Mason Student Has a Passion for Writing

Posted: August 19, 2008 at 1:00 am, Last Updated: November 30, -0001 at 12:00 am

By Catherine Ferraro

As a former political campaign advisor, Mason student John Tuohy never imagined that his passion for writing would lead him to earn him first place in a playwriting competition, publish his first short fiction piece and develop a program for foster children to express themselves through a 10-minute play.

Even before his play “Cyberdate.com” was selected as the student winner of the Theater of the First Amendment (TFA) First Light Discovery Program, Tuohy, a full-time bachelor of individualized study student in the Mason theater program, beat out 74 other playwrights from around the world at the Chicago Irish Fest playwriting competition in May.

His play “The Hannigans of Beverly” focuses on five generations of an Irish immigrant family coming full circle in the predominantly Irish community of Beverly in Chicago. To be considered, plays could only be one page long and had to be relevant to the history of the Chicago Irish and teach its reader.

His knowledge about Chicago and Irish immigrants comes from the time he spent working for the Chicago Crime Commission as a consultant, writing for AmericanMafia.com and the book he wrote titled “When Capone’s Mob Murdered Roger Tuohy: The Strange Case of ‘Jake the Barber’ and the Kidnapping that Never Happened.”

With encouragement from his professors, Tuohy decided to try his hand at writing fiction and will publish his first short fiction piece, “Karma Finds Franny Glass,” in the literary magazine Admit Two in September.

“I have worked with several Mason professors including Heather McDonald, associate professor of theater, and Stephen Goodwin, professor of English, both of whom have been inspirations to me,” says Tuohy. “They are so dedicated to what they do and care so much about their students.”

Following in the footsteps of Anne Holton, wife of Virginia Governor Tim Kaine, who has devoted her career to serving as an advocate for families and children, Touhy has been working with Mark Rudnicki, assistant professor of English, to create the first Foster Children’s 10-Minute Play Fest to bring awareness to the public about the struggles foster children go through.

The festival invites people from all over the country who have been in foster care for at least two years within the last 40 years, those who have been a foster parent for no less than one year and social workers directly involved in the placement of children into foster care.
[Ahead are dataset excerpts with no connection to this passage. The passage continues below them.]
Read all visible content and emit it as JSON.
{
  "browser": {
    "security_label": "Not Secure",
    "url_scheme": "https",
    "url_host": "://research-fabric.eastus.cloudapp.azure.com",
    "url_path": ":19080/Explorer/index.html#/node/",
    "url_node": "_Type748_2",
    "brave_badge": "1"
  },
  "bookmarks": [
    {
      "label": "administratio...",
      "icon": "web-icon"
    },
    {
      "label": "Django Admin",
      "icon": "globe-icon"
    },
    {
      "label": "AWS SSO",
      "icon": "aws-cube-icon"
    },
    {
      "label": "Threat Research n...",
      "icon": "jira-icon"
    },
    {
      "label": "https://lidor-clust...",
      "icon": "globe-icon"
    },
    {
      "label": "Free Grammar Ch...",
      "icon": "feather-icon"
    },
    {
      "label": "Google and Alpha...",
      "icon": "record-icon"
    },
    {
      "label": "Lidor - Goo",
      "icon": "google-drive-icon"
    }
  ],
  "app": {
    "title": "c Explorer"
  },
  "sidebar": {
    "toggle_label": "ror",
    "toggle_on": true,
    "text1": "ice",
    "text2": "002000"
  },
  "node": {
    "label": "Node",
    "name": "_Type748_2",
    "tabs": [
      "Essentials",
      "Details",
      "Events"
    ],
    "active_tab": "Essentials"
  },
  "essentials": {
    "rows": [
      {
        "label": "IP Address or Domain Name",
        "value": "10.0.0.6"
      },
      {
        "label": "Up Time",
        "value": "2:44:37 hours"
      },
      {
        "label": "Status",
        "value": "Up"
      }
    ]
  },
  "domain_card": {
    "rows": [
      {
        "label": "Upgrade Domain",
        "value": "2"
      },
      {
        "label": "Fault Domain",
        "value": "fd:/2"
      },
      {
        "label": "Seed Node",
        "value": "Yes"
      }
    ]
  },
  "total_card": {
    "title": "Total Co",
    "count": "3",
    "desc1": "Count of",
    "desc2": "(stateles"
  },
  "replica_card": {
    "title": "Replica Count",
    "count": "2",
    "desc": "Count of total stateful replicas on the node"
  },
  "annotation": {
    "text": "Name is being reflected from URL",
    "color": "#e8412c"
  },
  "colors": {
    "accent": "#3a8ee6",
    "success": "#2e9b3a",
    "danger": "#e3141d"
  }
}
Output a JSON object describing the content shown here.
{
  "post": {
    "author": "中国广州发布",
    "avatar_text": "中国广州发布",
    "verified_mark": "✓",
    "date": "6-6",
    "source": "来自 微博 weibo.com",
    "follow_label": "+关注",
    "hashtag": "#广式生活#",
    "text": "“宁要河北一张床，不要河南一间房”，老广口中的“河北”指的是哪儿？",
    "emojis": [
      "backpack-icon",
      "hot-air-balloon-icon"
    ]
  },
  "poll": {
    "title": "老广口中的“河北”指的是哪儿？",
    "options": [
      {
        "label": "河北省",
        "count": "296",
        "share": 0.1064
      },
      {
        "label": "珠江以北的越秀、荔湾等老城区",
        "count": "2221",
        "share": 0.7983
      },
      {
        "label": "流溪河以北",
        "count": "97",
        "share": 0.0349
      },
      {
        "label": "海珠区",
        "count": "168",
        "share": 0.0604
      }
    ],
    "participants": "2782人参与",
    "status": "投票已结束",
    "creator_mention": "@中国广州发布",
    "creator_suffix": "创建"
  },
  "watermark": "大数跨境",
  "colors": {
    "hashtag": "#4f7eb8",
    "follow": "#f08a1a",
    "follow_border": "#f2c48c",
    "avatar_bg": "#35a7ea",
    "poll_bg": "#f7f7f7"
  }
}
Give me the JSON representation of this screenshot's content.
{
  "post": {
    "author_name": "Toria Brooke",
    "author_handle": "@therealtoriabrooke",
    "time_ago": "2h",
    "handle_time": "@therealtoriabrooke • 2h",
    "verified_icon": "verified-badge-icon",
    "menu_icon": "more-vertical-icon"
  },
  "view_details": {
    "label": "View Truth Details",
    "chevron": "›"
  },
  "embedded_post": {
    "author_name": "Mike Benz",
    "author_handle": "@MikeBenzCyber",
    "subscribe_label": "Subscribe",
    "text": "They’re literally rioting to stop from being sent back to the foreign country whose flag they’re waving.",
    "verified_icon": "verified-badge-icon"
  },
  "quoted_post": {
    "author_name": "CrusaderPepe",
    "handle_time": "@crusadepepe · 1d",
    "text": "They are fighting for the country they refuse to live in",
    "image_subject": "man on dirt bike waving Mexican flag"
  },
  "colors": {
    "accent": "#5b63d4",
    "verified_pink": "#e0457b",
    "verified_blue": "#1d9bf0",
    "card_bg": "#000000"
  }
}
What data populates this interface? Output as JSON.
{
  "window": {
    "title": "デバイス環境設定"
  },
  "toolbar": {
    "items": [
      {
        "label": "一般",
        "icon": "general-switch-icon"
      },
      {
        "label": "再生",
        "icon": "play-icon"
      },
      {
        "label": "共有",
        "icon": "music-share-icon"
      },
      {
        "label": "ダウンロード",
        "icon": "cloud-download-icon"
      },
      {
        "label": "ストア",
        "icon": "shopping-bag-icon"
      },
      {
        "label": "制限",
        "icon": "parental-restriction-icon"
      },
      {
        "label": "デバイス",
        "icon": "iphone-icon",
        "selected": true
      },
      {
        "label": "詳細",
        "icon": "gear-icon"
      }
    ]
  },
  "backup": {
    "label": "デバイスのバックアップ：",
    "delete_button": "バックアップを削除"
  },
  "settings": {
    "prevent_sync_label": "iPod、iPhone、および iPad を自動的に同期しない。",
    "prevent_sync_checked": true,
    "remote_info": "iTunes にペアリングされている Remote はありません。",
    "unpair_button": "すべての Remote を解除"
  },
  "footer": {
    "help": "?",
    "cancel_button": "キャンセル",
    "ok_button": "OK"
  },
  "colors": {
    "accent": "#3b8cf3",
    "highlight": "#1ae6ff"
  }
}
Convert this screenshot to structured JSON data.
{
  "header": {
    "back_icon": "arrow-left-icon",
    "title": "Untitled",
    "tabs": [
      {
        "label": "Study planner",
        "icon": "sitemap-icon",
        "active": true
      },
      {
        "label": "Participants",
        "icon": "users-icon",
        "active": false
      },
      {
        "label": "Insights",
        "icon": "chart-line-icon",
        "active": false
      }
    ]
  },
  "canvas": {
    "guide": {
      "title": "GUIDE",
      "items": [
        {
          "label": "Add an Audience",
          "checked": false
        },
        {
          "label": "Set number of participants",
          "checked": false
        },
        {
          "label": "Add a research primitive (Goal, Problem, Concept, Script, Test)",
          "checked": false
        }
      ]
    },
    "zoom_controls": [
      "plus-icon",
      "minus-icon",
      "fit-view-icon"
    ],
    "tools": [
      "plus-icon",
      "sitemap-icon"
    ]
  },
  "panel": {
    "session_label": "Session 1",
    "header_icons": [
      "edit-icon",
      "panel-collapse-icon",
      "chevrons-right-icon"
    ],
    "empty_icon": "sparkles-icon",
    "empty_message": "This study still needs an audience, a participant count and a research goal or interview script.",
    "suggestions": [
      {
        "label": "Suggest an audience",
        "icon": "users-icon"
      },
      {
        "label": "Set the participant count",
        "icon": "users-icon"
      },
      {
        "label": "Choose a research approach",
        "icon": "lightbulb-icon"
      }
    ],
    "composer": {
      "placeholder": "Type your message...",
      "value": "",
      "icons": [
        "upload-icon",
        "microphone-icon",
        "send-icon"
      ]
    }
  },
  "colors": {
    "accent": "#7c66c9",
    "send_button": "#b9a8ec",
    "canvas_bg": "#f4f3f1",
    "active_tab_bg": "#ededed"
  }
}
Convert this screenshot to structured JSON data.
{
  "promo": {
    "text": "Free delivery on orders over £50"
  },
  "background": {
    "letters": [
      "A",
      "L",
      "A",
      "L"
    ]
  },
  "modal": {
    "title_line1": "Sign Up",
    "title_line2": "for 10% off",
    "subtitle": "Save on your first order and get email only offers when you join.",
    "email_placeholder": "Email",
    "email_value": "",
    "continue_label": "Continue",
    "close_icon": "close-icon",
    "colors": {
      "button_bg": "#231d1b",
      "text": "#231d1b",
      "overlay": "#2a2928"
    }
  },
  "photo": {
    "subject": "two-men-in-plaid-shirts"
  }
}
The plays can be typed or handwritten and must be original, unpublished, unproduced, and 10 minutes long. All submissions will be judged by a panel of writers, actors, directors and educators. Winners will be announced on May 1, 2009, and will receive a $100 prize.

Students in the Theater Department have volunteered to work with the participants and teach them how to write a play, how a theater operates and will also perform in the plays.

“The ultimate goal is for this to become an annual Mason program,” says Tuohy. “We don’t care about their spelling or grammar. We just want them to have an outlet to express their passion, truth and emotion.”

Tuohy, who will graduate next year, hopes to go on to teach high school English. He is currently working on his first novel titled “Voices from the Valley” about everyday life of the working class in the valley he is from in Connecticut.